EDITORIAL
19-03-2022 by Freddie del Curatolo
Those who know Kenya and have traveled a bit, dwelling on the details of the cyclical nature of certain human and social predispositions, know well that before each season of the great rains, at the edges of the roads of every town and in many bumps and bridges of the streets, even dirt roads, there is a ferment of spades and wheelbarrows, if not excavators and drills.
It's a race against the hostile weather, which will bring floods and inundations, which will deposit hectoliters of water on the sides of the roads and turn almost every traffic circle in the town into little Natron and Magadi. In the upside-down world of baobabs and poor people with the latest smartphone, this is the storm before the calm. Rain is seen by many as a salvation, to the point where even flooded roads are accepted. The quiet also provides much less people around, many fewer cars and especially motorcycles, which in Kenya are now more than mosquitoes.

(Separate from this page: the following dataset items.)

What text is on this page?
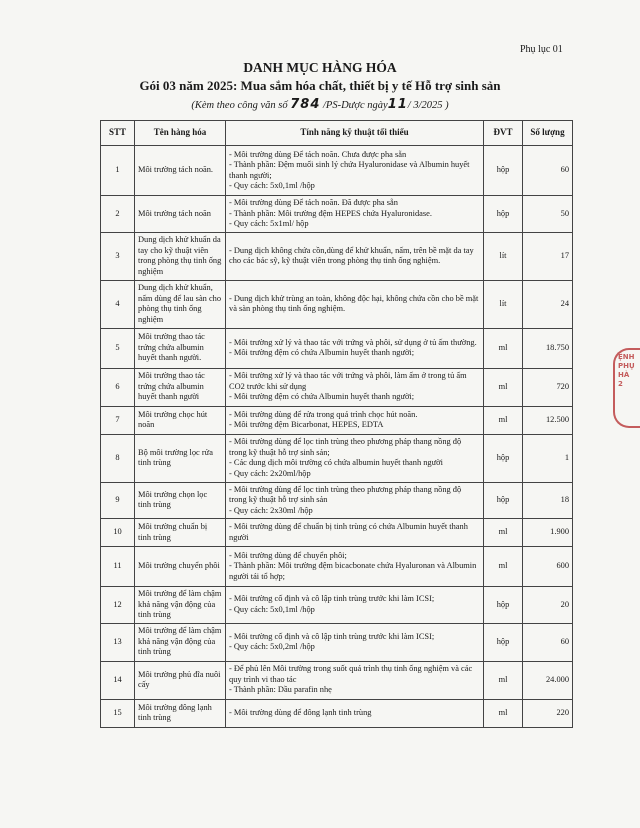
Phụ lục 01
DANH MỤC HÀNG HÓA
Gói 03 năm 2025: Mua sắm hóa chất, thiết bị y tế Hỗ trợ sinh sản
(Kèm theo công văn số 784 /PS-Dược ngày11/ 3/2025 )
STT	Tên hàng hóa	Tính năng kỹ thuật tối thiểu	ĐVT	Số lượng
1	Môi trường tách noãn.	- Môi trường dùng Để tách noãn. Chưa được pha sẵn
- Thành phần: Đệm muối sinh lý chứa Hyaluronidase và Albumin huyết thanh người;
- Quy cách: 5x0,1ml /hộp	hộp	60
2	Môi trường tách noãn	- Môi trường dùng Để tách noãn. Đã được pha sẵn
- Thành phần: Môi trường đệm HEPES chứa Hyaluronidase.
- Quy cách: 5x1ml/ hộp	hộp	50
3	Dung dịch khử khuẩn da tay cho kỹ thuật viên trong phòng thụ tinh ống nghiệm	- Dung dịch không chứa cồn,dùng để khử khuẩn, nấm, trên bề mặt da tay cho các bác sỹ, kỹ thuật viên trong phòng thụ tinh ống nghiệm.	lít	17
4	Dung dịch khử khuẩn, nấm dùng để lau sàn cho phòng thụ tinh ống nghiệm	- Dung dịch khử trùng an toàn, không độc hại, không chứa cồn cho bề mặt và sàn phòng thụ tinh ống nghiệm.	lít	24
5	Môi trường thao tác trứng chứa albumin huyết thanh người.	- Môi trường xử lý và thao tác với trứng và phôi, sử dụng ở tủ ấm thường.
- Môi trường đệm có chứa Albumin huyết thanh người;	ml	18.750
6	Môi trường thao tác trứng chứa albumin huyết thanh người	- Môi trường xử lý và thao tác với trứng và phôi, làm ấm ở trong tủ ấm CO2 trước khi sử dụng
- Môi trường đệm có chứa Albumin huyết thanh người;	ml	720
7	Môi trường chọc hút noãn	- Môi trường dùng để rửa trong quá trình chọc hút noãn.
- Môi trường đệm Bicarbonat, HEPES, EDTA	ml	12.500
8	Bộ môi trường lọc rửa tinh trùng	- Môi trường dùng để lọc tinh trùng theo phương pháp thang nồng độ trong kỹ thuật hỗ trợ sinh sản;
- Các dung dịch môi trường có chứa albumin huyết thanh người
- Quy cách: 2x20ml/hộp	hộp	1
9	Môi trường chọn lọc tinh trùng	- Môi trường dùng để lọc tinh trùng theo phương pháp thang nồng độ trong kỹ thuật hỗ trợ sinh sản
- Quy cách: 2x30ml /hộp	hộp	18
10	Môi trường chuẩn bị tinh trùng	- Môi trường dùng để chuẩn bị tinh trùng có chứa Albumin huyết thanh người	ml	1.900
11	Môi trường chuyển phôi	- Môi trường dùng để chuyển phôi;
- Thành phần: Môi trường đệm bicacbonate chứa Hyaluronan và Albumin người tái tổ hợp;	ml	600
12	Môi trường để làm chậm khả năng vận động của tinh trùng	- Môi trường cố định và cô lập tinh trùng trước khi làm ICSI;
- Quy cách: 5x0,1ml /hộp	hộp	20
13	Môi trường để làm chậm khả năng vận động của tinh trùng	- Môi trường cố định và cô lập tinh trùng trước khi làm ICSI;
- Quy cách: 5x0,2ml /hộp	hộp	60
14	Môi trường phủ đĩa nuôi cấy	- Để phủ lên Môi trường trong suốt quá trình thụ tinh ống nghiệm và các quy trình vi thao tác
- Thành phần: Dầu parafin nhẹ	ml	24.000
15	Môi trường đông lạnh tinh trùng	- Môi trường dùng để đông lạnh tinh trùng	ml	220
ỆNH
PHỤ
HÀ
2
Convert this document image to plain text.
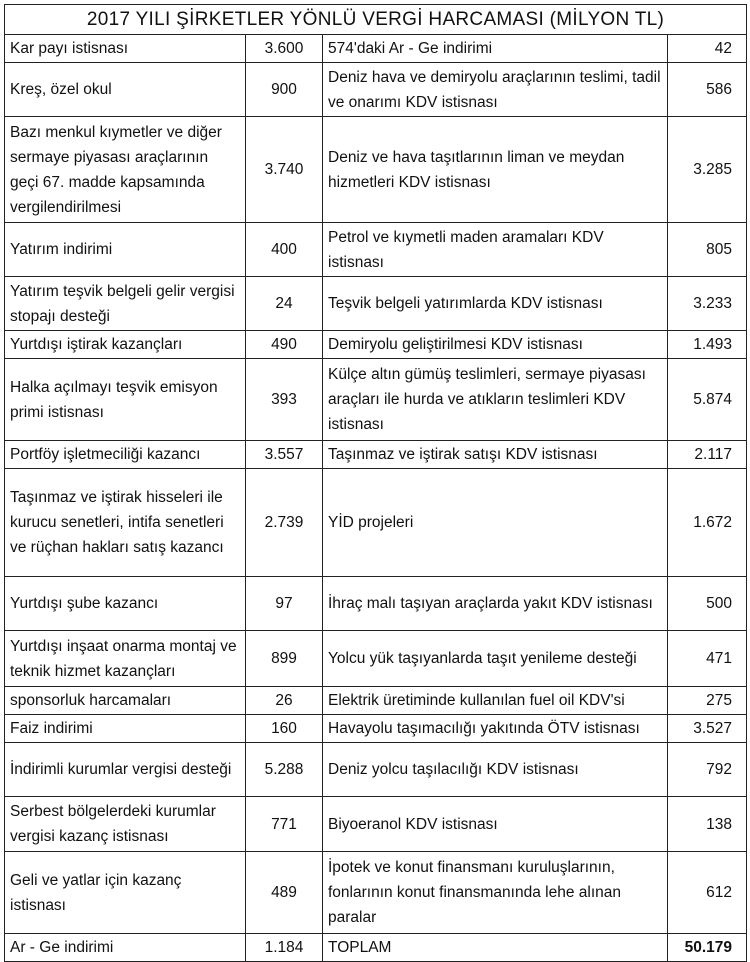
2017 YILI ŞİRKETLER YÖNLÜ VERGİ HARCAMASI (MİLYON TL)			
Kar payı istisnası	3.600	574'daki Ar - Ge indirimi	42
Kreş, özel okul	900	Deniz hava ve demiryolu araçlarının teslimi, tadil ve onarımı KDV istisnası	586
Bazı menkul kıymetler ve diğer sermaye piyasası araçlarının geçi 67. madde kapsamında vergilendirilmesi	3.740	Deniz ve hava taşıtlarının liman ve meydan hizmetleri KDV istisnası	3.285
Yatırım indirimi	400	Petrol ve kıymetli maden aramaları KDV istisnası	805
Yatırım teşvik belgeli gelir vergisi stopajı desteği	24	Teşvik belgeli yatırımlarda KDV istisnası	3.233
Yurtdışı iştirak kazançları	490	Demiryolu geliştirilmesi KDV istisnası	1.493
Halka açılmayı teşvik emisyon primi istisnası	393	Külçe altın gümüş teslimleri, sermaye piyasası araçları ile hurda ve atıkların teslimleri KDV istisnası	5.874
Portföy işletmeciliği kazancı	3.557	Taşınmaz ve iştirak satışı KDV istisnası	2.117
Taşınmaz ve iştirak hisseleri ile kurucu senetleri, intifa senetleri ve rüçhan hakları satış kazancı	2.739	YİD projeleri	1.672
Yurtdışı şube kazancı	97	İhraç malı taşıyan araçlarda yakıt KDV istisnası	500
Yurtdışı inşaat onarma montaj ve teknik hizmet kazançları	899	Yolcu yük taşıyanlarda taşıt yenileme desteği	471
sponsorluk harcamaları	26	Elektrik üretiminde kullanılan fuel oil KDV'si	275
Faiz indirimi	160	Havayolu taşımacılığı yakıtında ÖTV istisnası	3.527
İndirimli kurumlar vergisi desteği	5.288	Deniz yolcu taşılacılığı KDV istisnası	792
Serbest bölgelerdeki kurumlar vergisi kazanç istisnası	771	Biyoeranol KDV istisnası	138
Geli ve yatlar için kazanç istisnası	489	İpotek ve konut finansmanı kuruluşlarının, fonlarının konut finansmanında lehe alınan paralar	612
Ar - Ge indirimi	1.184	TOPLAM	50.179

Everything is normal, it's just hard to understand why many of the works are redone every single season, between March and April. In addition to the many contracts entrusted to the phantom "Penelope Company", which builds in the morning and undoes at night, only to start all over again, there are also displacements of specialized workers who even wear helmets and seem to be involved in their mission.
Are they complementary projects?
Are they improvements to work done previously?
Adjustments to something that was forgotten?
Or, simply, is there some leftover or emergency fund to be used and drained...more than the water that will come?
Judging by the daring and expertise with which many of these excavations and canalizations are made and followed, we would lean towards the latter.
If a good part of Nairobi is regularly closed during this period, except for always expecting images of entire neighborhoods with floating cars and shacks as bathtubs, there are also repairs of potholes, not always carried out in a workmanlike manner but sometimes providential so that unnatural pools do not form where a tuk-tuk could easily sink.
Malindi too is in turmoil these days, with the "roundabout" transformed for the umpteenth time into an open-air construction site, a hollowed-out octopus from which tentacles of channels that should lead to the sea branch off. Sometimes, however, it is the ocean that rises like a salmon. Who knows, with a little bit of luck, if we get the projects wrong, we could have an authentic African Venice, something other than Lamu...or, at most, a beautiful Malindi with the Navigli area. At this point, it would make sense for the people of Nairobi to call it, as they have done for years, "Little Milan".